The news comes 10 days after Kim Ng was named general manager of MLB's Miami Marlins, becoming the first female GM of a major men's professional sports team in North America. The Blackhawks now have three women working in their hockey operations department, as Mary DeBartolo, a coordinator in hockey analytics, was hired last year.
Coyne Schofield told ESPN it would be "a dream come true" to become an NHL GM one day, while Bowman said DeBartolo and Hunter both have aspirations of climbing the ranks in an NHL front office.
"It's long overdue in my mind," Bowman said. "It's something that's important to me. These three women are good hockey minds and it's important to give them chances to take on bigger roles over the coming years."
Asked why women traditionally have not been represented in hockey operations departments, Bowman said: "I don't think there was ever a conscious movement to deny women, at least that wasn't my experience. But I also don't think there was as much emphasis on seeking out how they can help. I think too much of the same is not really helpful. There's plenty of great former players and men who could contribute, but these women bring something different to the table -- different perspective, different experience -- and that's why I think it's long overdue."

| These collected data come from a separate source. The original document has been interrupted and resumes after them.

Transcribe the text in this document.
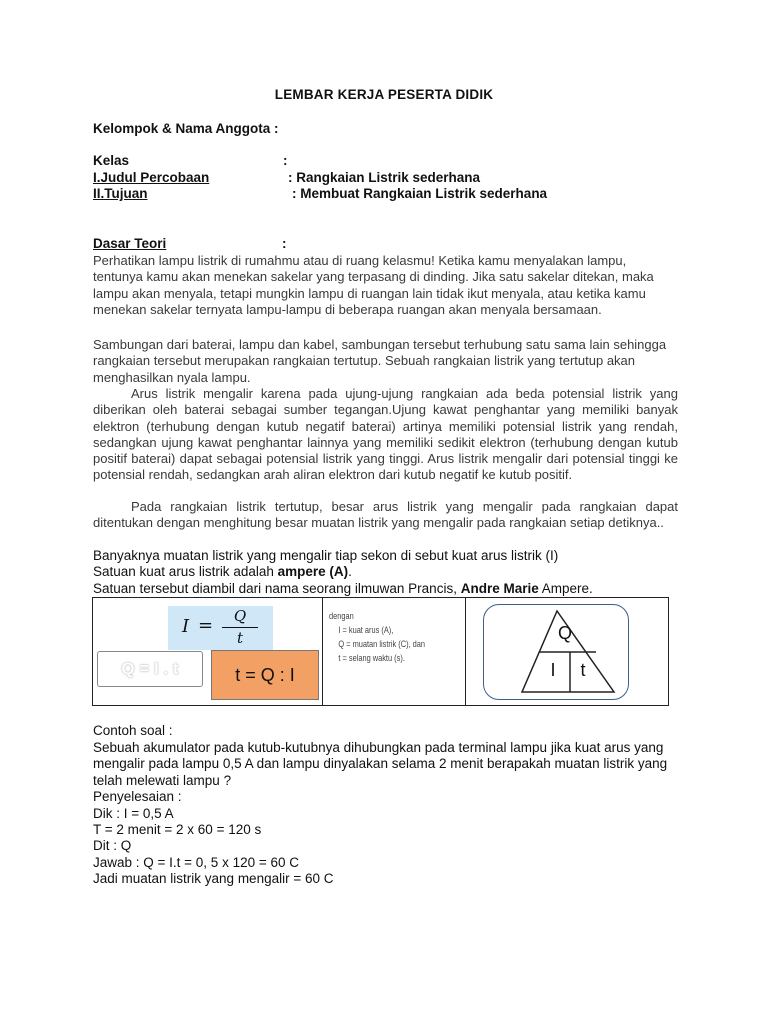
LEMBAR KERJA PESERTA DIDIK
Kelompok & Nama Anggota :
Kelas	:
I.Judul Percobaan	: Rangkaian Listrik sederhana
II.Tujuan	: Membuat Rangkaian Listrik sederhana
Dasar Teori	:
Perhatikan lampu listrik di rumahmu atau di ruang kelasmu! Ketika kamu menyalakan lampu, tentunya kamu akan menekan sakelar yang terpasang di dinding. Jika satu sakelar ditekan, maka lampu akan menyala, tetapi mungkin lampu di ruangan lain tidak ikut menyala, atau ketika kamu menekan sakelar ternyata lampu-lampu di beberapa ruangan akan menyala bersamaan.
Sambungan dari baterai, lampu dan kabel, sambungan tersebut terhubung satu sama lain sehingga rangkaian tersebut merupakan rangkaian tertutup. Sebuah rangkaian listrik yang tertutup akan menghasilkan nyala lampu.
Arus listrik mengalir karena pada ujung-ujung rangkaian ada beda potensial listrik yang diberikan oleh baterai sebagai sumber tegangan.Ujung kawat penghantar yang memiliki banyak elektron (terhubung dengan kutub negatif baterai) artinya memiliki potensial listrik yang rendah, sedangkan ujung kawat penghantar lainnya yang memiliki sedikit elektron (terhubung dengan kutub positif baterai) dapat sebagai potensial listrik yang tinggi. Arus listrik mengalir dari potensial tinggi ke potensial rendah, sedangkan arah aliran elektron dari kutub negatif ke kutub positif.
Pada rangkaian listrik tertutup, besar arus listrik yang mengalir pada rangkaian dapat ditentukan dengan menghitung besar muatan listrik yang mengalir pada rangkaian setiap detiknya..
Banyaknya muatan listrik yang mengalir tiap sekon di sebut kuat arus listrik (I)
Satuan kuat arus listrik adalah ampere (A).
Satuan tersebut diambil dari nama seorang ilmuwan Prancis, Andre Marie Ampere.
I =	Q
t
Q = I . t	t = Q : I
dengan
I = kuat arus (A),
Q = muatan listrik (C), dan
t = selang waktu (s).
Q
I t
Contoh soal :
Sebuah akumulator pada kutub-kutubnya dihubungkan pada terminal lampu jika kuat arus yang mengalir pada lampu 0,5 A dan lampu dinyalakan selama 2 menit berapakah muatan listrik yang telah melewati lampu ?
Penyelesaian :
Dik : I = 0,5 A
T = 2 menit = 2 x 60 = 120 s
Dit : Q
Jawab : Q = I.t = 0, 5 x 120 = 60 C
Jadi muatan listrik yang mengalir = 60 C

Coyne Schofield, 28, who is still an active player, has a dual role with the Blackhawks. She will also serve as a youth hockey growth specialist, continuing to lead her all-girls youth program, the Golden Coynes.
Coyne Schofield, who first interned with the Blackhawks communications department while studying at Northeastern University, has dabbled in several career paths in hockey, including doing color commentary for San Jose Sharks games last season. She will give up the Sharks gig this season due to her commitment with the Blackhawks but will continue to work Notre Dame games for NBC this season. She has yet to talk with NBC about her role on national NHL broadcasts going forward.
As a player development coach, Coyne Schofield will develop relationships with Chicago's prospects, who are scattered all over the world. According to assistant GM Mark Eaton, Coyne Schofield's responsibilities will include providing scouting reports, breaking down film, conducting virtual video sessions with the prospects and being on the ice in Rockford, Illinois, for practices with the Blackhawks' AHL affiliate.
"Knowing there are going to be people watching me on the ice, and seeing a woman in a coaching role, just shows what's possible for the next generation," Coyne Schofield said. "That's what excites me."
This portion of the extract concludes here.